QDear Sak.red,

I'm a black woman in kink spaces and sometimes feel like the only one there, and I've experienced some uncomfortable fetishisation. How do other black women navigate predominantly white BDSM spaces?

History, Community & Professional
ASak.red answers:

The experience you are describing is widely documented and taken seriously within kink communities that are doing genuine inclusion work. Strategies other black women in kink describe include seeking out POC-centred kink spaces, being direct about what they will not engage with, and building community with other women of colour in kink.

Racial fetishisation in kink spaces is a documented problem, and the fact that it exists in spaces nominally committed to consent and respect does not make it less real. Many black women kinksters describe similar experiences: being read primarily through a racial lens, receiving attention that treats race as the central erotic variable, and navigating comments or approaches that would not be directed at white women in the same space.

The strategies that other black women in kink describe as most useful tend to include: being explicit and direct in rejecting racialised approaches when they occur, without extended explanation; finding and prioritising POC-centred kink events, dungeons, and communities that have been built with this specifically in mind; and building relationships with other black and brown women in kink, both for community support and for shared navigation of these experiences.
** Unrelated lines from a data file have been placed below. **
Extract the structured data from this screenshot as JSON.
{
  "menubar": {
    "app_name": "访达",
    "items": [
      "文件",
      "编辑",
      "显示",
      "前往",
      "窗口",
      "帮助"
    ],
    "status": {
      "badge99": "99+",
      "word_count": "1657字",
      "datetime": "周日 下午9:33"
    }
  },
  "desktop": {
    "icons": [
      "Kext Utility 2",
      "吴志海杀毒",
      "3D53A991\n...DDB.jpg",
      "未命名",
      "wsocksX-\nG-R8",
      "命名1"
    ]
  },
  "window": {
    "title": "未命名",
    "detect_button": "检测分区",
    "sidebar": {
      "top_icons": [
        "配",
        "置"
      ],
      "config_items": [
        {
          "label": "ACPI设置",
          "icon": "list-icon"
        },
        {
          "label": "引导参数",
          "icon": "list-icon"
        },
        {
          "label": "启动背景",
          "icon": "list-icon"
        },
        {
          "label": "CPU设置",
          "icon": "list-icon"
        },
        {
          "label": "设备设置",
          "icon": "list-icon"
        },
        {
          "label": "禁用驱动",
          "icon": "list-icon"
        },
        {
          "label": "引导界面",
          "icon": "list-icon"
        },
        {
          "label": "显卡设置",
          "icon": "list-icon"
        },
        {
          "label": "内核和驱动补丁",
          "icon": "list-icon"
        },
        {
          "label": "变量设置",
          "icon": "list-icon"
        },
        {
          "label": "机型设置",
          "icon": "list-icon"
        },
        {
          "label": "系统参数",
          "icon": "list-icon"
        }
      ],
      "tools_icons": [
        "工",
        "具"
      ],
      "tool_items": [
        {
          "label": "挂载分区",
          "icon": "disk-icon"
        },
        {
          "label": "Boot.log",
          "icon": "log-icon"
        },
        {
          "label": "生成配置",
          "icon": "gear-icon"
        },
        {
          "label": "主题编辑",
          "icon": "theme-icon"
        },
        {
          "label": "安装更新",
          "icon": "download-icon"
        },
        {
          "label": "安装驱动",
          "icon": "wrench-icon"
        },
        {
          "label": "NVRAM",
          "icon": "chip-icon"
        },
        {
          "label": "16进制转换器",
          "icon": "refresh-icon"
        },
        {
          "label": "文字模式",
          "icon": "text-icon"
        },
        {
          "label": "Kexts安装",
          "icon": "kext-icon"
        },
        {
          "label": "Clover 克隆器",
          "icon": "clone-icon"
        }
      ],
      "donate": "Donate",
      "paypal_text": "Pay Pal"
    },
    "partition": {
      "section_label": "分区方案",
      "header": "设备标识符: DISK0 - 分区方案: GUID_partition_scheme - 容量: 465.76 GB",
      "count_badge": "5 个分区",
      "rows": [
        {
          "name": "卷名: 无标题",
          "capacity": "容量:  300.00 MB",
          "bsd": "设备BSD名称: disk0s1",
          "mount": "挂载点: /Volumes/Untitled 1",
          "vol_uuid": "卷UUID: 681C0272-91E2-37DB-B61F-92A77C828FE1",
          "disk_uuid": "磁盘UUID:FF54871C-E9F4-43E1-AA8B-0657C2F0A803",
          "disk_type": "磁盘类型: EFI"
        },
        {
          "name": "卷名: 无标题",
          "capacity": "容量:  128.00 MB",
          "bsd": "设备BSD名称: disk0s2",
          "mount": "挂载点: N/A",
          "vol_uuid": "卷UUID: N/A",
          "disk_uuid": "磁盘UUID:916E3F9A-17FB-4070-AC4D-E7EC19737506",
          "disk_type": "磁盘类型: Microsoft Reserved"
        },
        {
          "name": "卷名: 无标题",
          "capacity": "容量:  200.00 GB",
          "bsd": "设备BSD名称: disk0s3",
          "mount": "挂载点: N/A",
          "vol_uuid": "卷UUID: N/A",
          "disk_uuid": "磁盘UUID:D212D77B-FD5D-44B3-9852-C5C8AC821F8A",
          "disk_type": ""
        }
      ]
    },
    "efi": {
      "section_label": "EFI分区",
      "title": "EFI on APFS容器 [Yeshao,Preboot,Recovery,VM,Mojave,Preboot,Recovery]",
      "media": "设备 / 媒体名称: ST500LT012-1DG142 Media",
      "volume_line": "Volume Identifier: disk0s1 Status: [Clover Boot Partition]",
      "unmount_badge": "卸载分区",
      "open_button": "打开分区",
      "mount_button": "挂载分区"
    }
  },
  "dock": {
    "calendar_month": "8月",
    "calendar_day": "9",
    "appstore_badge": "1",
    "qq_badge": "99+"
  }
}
POC-centred kink spaces are more available now than they were a decade ago, including events, online communities, and Fetlife groups specifically for kinksters of colour. These spaces provide community without the ambient negotiation required in predominantly white spaces.

Advocacy within spaces you participate in, if you choose to invest in it, can include raising concerns about specific incidents with event organisers, supporting the development of explicit anti-racist event policies, and creating visibility for black women kinksters in community leadership and education. Many people in this position do not wish to take on that labour, and they are not obligated to.

You deserve spaces where your presence is unremarkable rather than fetishised.